4 de março de 2014

America's universities: where you're all too likely to be sexually assaulted


 Sofie Karasek


How many more victims have to speak out before US universities and the federal government take meaningful action?
Last Wednesday, 31 students filed two federal complaints against the University of California, Berkeley for failing to prevent, investigate, or discipline assailants in cases of sexual violence and harassment. I was one of the students. While our individual stories are unique, our experiences of sexual assault are all too common at universities across the United States.
My second semester at Berkeley, I was sexually assaulted on an off-campus trip with a student organization.
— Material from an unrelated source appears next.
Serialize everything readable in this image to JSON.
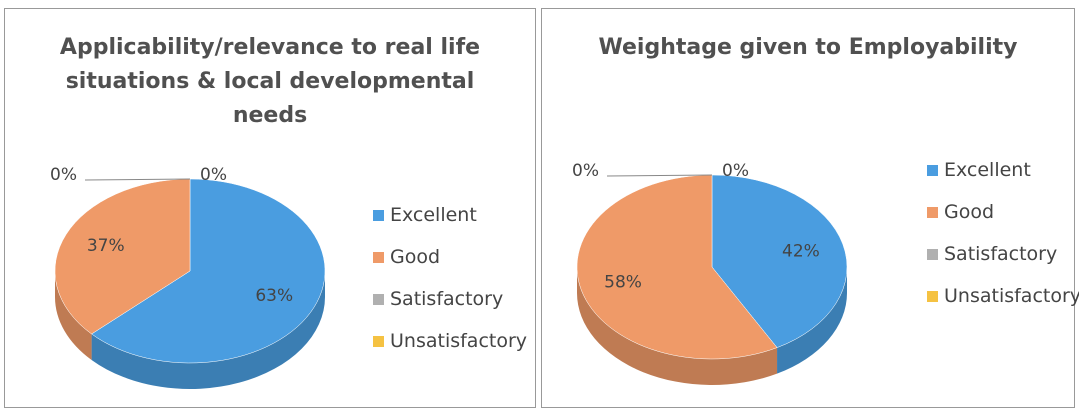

I had never been involved in the group before that weekend in February 2012, whereas, my assailant was a leader in the group and older than me.
After it happened to me, I quickly learned from another leader in the organization that I wasn't the first person he had assaulted. She pressured him into resigning from his position in the group, which we hoped would temporarily deter him from assaulting anyone again. But I was still afraid that he would do it again because of his past history, so she consulted the Gender Equity Resource Center (GenEq), a supposed resource on our campus, for help.
To my surprise, GenEq, which is often a positive and inclusive space for many students, advised her against removing him from the organization. The Center advised that we should  "keep him close in case he does it again" so that he would "have a community of friends to support him in processing it". To me, this sounded bizarre: why should his healing process take precedent over the possibility that he could assault me again, or assault another person?
Not even a month after that conversation, I learned that he allegedly did assault another person. At that point, I was connected to three others who had all said they have been assaulted by him as well, and we turned to the university to officially report our assailant together.
No one ever confirmed having read my statement, and no one ever contacted me to take part in an investigation. After seven months went by with no response, I inquired into my case when I suddenly learned through a friend that he was going to graduate early. After multiple attempts to contact administrators, I was told that my case had "been resolved through an early resolution process" and that he had been found in violation of Berkeley policies, without specifying whether any disciplinary action had been taken against him. Shortly thereafter, he graduated.
It wasn't until a year and a half after my assault that I learned of the sanctions. According to Berkeley, he was put on "disciplinary probation" and had "engaged in counseling measures". They also said that: "any further misconduct during that probationary period could have resulted in further disciplinary action". How many survivors does it take for a serial perpetrator to be punished?
Like many victims, I felt I was alone at first, but I realized my experience of assault and then disappointing treatment from my university was all too commonplace, including at some of America's top institutions of higher learning.
In April of last year, I read about students connecting nationwide through social media to hold their universities accountable. I finally felt that I had agency in this process, and wanted to immediately prevent Berkeley from treating others as horribly as we were treated.
A month later, eight students and I filed a federal Clery Act complaint against Berkeley, hoping that the government could help us when our university would not. It's now been almost a year, and after multiple failed attempts to reach the Department of Education about our case, we have now filed yet another Clery Act complaint, in addition to a Title IX complaint with the Office for Civil Rights. Our complaint has grown from nine to 31 cases.
It is unacceptable that as we wait for the federal government to respond, more students are being sexually assaulted and continue to have their cases dismissed, mishandled, and ignored if they choose to report them. Several students had problems with the administrative process even after the first complaint and even after the state of California began auditing our school's handling of sexual violence.
While the intentions of the Department of Education and UC Berkeley may be different, the impact of their seemingly deliberate indifference to sexual violence is the same. Neither the Department of Education nor UC Berkeley have made the efforts necessary to address the pervasive culture of sexual violence on campus. Title IX is hardly enforced, and Clery Act violations cost $35,000 each – chump change to many universities who have endowments numbering in the millions or even billions of dollars.
This is not only disappointing, it is also dangerous for the students who attend college and is representative of a larger problem: our federal government is not adequately enforcing its own laws.
But the real cost of federal law violations cannot be measured in dollars. At Berkeley alone, survivors have been forced to drop out of classes, finish degrees sooner, switch housing arrangements, or else risk being assaulted again or terrorized by their assailants. Many students do not feel safe.
Sexual assault is an epidemic across college campuses; you are more likely to be sexually assaulted if you attend university than if you do not. And too often, the subsequent betrayal from the university is even worse than the assault itself. As one survivor stated: "If I knew what I know now, I wouldn't have reported my case ... I would have rather taken this secret to my grave than to have told anyone at Berkeley."
How many survivors have to speak before someone starts to listen?